Councillor Jamal Hakim, who brought the motion to council, said the $10,000 a year required to run the program is an incredibly small fee to pay for an initiative that will have a “profound impact for women, girls and people who menstruate.”
"Period poverty is the term used to describe the inability to purchase sanitary products. It is real and a significant obstacle to health, comfort and ability to take part in basic activities that so many of us take for granted,” Hakim told councillors during a Future Melbourne Committee meeting.
Hakim continued: “The fact is we know that there are people in Australia today who use socks, or newspapers, or rolled up toilet paper. That is not acceptable. Menstruation in and of itself is also stigmatised. Not only is it important to combat period poverty, it is important that we have conversations about period poverty, about menstruation, as well as about menstruation management.”
We commend this fantastic initiative from the @cityofmelbourne, which will see free #pads & #tampons in various public areas in #Melbourne. Read more below. For more info on #periods > https://t.co/YpRgruHnl7. @LordMayorMelb@thejamalhakim@WomensAgendahttps://t.co/qKFPG0goMy— Jean Hailes (@JeanHailes) April 26, 2021
When asked if there were any other speakers to the motion, Deputy Lord Mayor Nicholas Reece raised his hand.
"Let’s face it, if blokes had periods, we would have done this decades ago,” he said.
The motion was then approved unanimously.
As part of the initiative, the city will partner with relevant organisations, including Share the Dignity, and establish a communication plan to effectively reach those throughout the community who would benefit from the program.
According to a Reducing Period Poverty in Australia 2020 report, cited in the motion, period poverty is a particularly complex issue that requires a multi-faceted approach encompassing education, access to products, reducing stigma, providing practical resources such as toilets and political and cultural support.

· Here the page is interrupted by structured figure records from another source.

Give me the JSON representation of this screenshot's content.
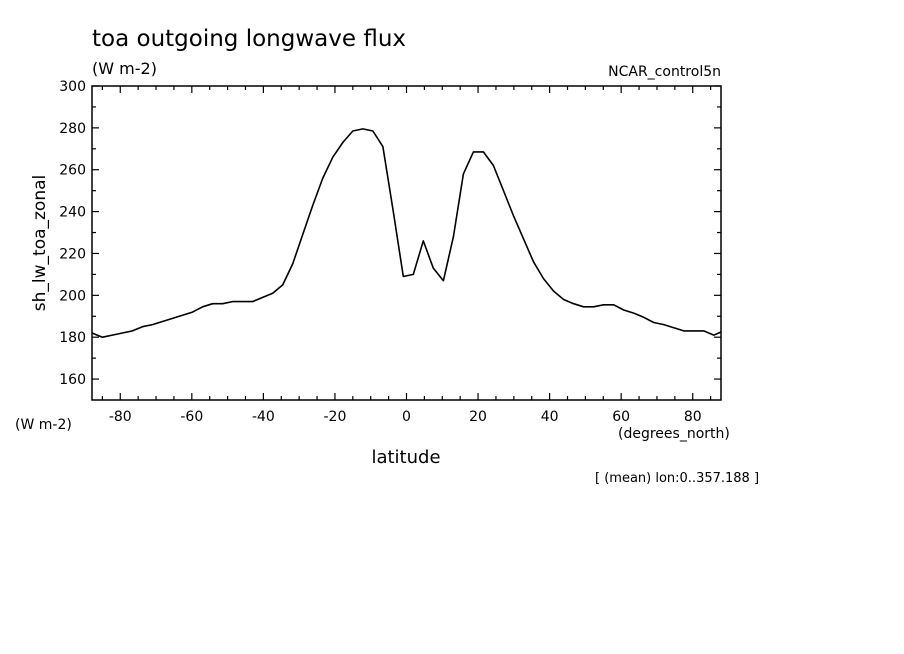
{
  "chart_data": {
    "type": "line",
    "title": "toa outgoing longwave flux",
    "subtitle": "(W m-2)",
    "source_label": "NCAR_control5n",
    "xlabel": "latitude",
    "x_units": "(degrees_north)",
    "ylabel": "sh_lw_toa_zonal",
    "y_units": "(W m-2)",
    "footer": "[ (mean) lon:0..357.188 ]",
    "xlim": [
      -87.9,
      87.9
    ],
    "ylim": [
      150,
      300
    ],
    "x_ticks": [
      -80,
      -60,
      -40,
      -20,
      0,
      20,
      40,
      60,
      80
    ],
    "x_tick_labels": [
      "-80",
      "-60",
      "-40",
      "-20",
      "0",
      "20",
      "40",
      "60",
      "80"
    ],
    "y_ticks": [
      160,
      180,
      200,
      220,
      240,
      260,
      280,
      300
    ],
    "y_tick_labels": [
      "160",
      "180",
      "200",
      "220",
      "240",
      "260",
      "280",
      "300"
    ],
    "grid": false,
    "x": [
      -87.9,
      -85,
      -82.2,
      -79.4,
      -76.6,
      -73.8,
      -71,
      -68.2,
      -65.4,
      -62.6,
      -59.8,
      -57,
      -54.2,
      -51.4,
      -48.6,
      -45.8,
      -43,
      -40.2,
      -37.4,
      -34.6,
      -31.8,
      -29,
      -26.2,
      -23.4,
      -20.6,
      -17.8,
      -15,
      -12.2,
      -9.4,
      -6.6,
      -3.7,
      -0.9,
      1.9,
      4.7,
      7.5,
      10.3,
      13.1,
      15.9,
      18.7,
      21.5,
      24.3,
      27.1,
      29.9,
      32.7,
      35.5,
      38.3,
      41.1,
      43.9,
      46.7,
      49.5,
      52.3,
      55.1,
      57.9,
      60.7,
      63.5,
      66.3,
      69.1,
      71.9,
      74.7,
      77.5,
      80.3,
      83.1,
      85.9,
      87.9
    ],
    "series": [
      {
        "values": [
          182,
          180,
          181,
          182,
          183,
          185,
          186,
          187.5,
          189,
          190.5,
          192,
          194.5,
          196,
          196,
          197,
          197,
          197,
          199,
          201,
          205,
          215,
          229,
          243,
          256,
          266,
          273,
          278.5,
          279.5,
          278.5,
          271,
          240,
          209,
          210,
          226,
          213,
          207,
          228,
          258,
          268.5,
          268.5,
          262,
          250,
          238,
          227,
          216,
          208,
          202,
          198,
          196,
          194.5,
          194.5,
          195.5,
          195.5,
          193,
          191.5,
          189.5,
          187,
          186,
          184.5,
          183,
          183,
          183,
          181,
          182.5
        ]
      }
    ]
  }
}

"Missing school due to the inability to afford sanitary products can severely hamper girls’ educational achievement as well as their productivity in school,” the report states. “With education attainment being an important predictor of future employment, welfare and health prospects, reducing period poverty is clearly an important issue for policymakers, education and community service providers to address.”
Melbourne’s commitment follows a similar decision by the Victorian government to offer free period products to students in all public schools, which began rolling out in 2019.
The 10% tax on sanitary products was abolished nationwide the same year.
Correction: A previous version of this story misattributed a quote to former Deputy Lord Mayor Arron Wood. It has been corrected to current Deputy Lord Mayor Nicholas Reece. We regret the error.